Mercredi 8 juillet, Marine Le Pen et Jordan Bardella ont donné le coup d'envoi de leur campagne présidentielle commune par un déplacement à La Flèche, dans la Sarthe. Il s'agissait du premier rendez-vous public depuis que la cheffe de file du Rassemblement national (RN) a officialisé sa candidature à l'Élysée, la veille, quelques heures après le prononcé de l'arrêt de la cour d'appel de Paris dans l'affaire des assistants parlementaires européens.

Le président du parti, Jordan Bardella, a déclaré « se réjouir » que Marine Le Pen « puisse porter nos couleurs » lors de l'élection. Il a promis que les deux têtes de l'exécutif du RN « continueraient de travailler naturellement main dans la main ». Interrogé sur les spéculations qui voyaient en lui un candidat de substitution en cas d'inéligibilité, Bardella a assuré n'éprouver « ni soulagement, ni déception » à se trouver en position de second, et s'est dit heureux « qu'on puisse ensemble entrer en campagne ».
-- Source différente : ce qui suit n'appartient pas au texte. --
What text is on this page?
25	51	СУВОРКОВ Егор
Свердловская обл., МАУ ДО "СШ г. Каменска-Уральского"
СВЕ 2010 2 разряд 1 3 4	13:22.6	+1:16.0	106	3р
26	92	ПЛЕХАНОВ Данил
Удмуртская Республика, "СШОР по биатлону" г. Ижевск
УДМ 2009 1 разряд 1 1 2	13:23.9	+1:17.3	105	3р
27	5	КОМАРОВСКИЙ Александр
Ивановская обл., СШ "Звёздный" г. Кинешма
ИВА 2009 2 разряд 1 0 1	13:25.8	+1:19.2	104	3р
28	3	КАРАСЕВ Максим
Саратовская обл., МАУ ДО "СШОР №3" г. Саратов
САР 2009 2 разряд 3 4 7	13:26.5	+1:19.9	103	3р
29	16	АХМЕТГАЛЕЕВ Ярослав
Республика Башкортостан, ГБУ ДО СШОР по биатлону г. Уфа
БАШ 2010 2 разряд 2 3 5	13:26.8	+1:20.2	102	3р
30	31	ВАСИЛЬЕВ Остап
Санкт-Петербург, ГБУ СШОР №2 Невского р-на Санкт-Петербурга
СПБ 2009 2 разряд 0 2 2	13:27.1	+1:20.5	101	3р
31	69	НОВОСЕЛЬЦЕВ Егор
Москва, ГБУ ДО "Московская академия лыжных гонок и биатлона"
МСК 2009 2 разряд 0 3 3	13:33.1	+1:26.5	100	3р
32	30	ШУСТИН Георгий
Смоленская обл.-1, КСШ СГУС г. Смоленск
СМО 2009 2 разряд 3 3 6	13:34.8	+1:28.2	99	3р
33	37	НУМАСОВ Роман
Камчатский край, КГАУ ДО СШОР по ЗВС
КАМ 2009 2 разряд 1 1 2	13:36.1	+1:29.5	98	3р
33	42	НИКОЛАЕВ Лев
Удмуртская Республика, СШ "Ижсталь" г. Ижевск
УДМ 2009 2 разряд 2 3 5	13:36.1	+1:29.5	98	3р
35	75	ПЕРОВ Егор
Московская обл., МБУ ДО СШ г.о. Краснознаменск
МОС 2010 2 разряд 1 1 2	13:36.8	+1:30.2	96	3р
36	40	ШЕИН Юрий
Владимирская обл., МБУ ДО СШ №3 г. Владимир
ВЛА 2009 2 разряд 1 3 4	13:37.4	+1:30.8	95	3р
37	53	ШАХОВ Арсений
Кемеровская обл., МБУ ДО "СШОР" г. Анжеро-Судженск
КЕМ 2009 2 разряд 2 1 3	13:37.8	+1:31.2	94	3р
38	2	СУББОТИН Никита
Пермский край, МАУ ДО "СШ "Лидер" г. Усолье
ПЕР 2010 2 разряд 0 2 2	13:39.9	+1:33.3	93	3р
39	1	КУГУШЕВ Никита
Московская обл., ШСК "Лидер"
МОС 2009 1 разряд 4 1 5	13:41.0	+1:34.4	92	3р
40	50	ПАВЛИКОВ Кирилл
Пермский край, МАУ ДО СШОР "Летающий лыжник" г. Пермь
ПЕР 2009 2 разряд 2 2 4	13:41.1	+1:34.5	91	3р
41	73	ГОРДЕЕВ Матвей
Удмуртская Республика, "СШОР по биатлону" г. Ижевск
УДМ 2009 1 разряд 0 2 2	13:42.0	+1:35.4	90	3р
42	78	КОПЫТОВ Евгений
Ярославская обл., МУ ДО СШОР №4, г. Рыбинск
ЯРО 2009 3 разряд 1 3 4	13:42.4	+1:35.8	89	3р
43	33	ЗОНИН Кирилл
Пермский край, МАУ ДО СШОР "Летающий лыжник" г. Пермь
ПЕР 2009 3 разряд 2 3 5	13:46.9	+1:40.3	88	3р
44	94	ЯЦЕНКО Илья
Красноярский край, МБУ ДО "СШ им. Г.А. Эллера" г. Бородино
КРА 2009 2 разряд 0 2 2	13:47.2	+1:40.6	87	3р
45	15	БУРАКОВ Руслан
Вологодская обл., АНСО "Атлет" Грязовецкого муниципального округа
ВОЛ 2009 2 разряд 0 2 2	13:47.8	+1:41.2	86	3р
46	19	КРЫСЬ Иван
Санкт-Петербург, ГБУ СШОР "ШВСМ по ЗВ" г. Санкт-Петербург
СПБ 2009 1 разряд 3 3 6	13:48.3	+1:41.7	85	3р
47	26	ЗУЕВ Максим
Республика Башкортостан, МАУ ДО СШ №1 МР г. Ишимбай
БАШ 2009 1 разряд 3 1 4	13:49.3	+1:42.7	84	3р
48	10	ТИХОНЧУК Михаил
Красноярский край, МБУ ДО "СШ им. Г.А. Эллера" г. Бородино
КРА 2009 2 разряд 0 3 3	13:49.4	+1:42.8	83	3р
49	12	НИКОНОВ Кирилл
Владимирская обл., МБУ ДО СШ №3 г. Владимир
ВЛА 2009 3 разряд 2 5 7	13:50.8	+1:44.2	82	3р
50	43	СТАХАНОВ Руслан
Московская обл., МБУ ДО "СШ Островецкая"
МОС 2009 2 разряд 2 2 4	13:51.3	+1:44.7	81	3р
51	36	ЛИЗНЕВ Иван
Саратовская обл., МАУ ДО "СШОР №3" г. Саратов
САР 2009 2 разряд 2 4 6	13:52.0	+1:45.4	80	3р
Un accueil mitigé sur le marché

Le duo a été accueilli par des sifflets et des cris hostiles. Plusieurs dizaines de militants issus de La France insoumise et de formations écologistes brandissaient des pancartes « Le Pen condamnée ». La déambulation prévue sur le marché de la ville, conquise par le RN aux dernières municipales, a dû être écourtée en raison de ces manifestations.

Marine Le Pen n'a pas caché sa satisfaction d'être officiellement entrée en lice. Elle a balayé les critiques relatives à sa candidature malgré sa condamnation judiciaire. « La cour m'a rendu mon éligibilité. Je suis innocente et j'effectue un pourvoi en cassation pour démontrer mon innocence », a-t-elle martelé, en référence à la réduction de sa peine d'inéligibilité à 45 mois (dont 30 avec sursis), ce qui lui permet de se présenter.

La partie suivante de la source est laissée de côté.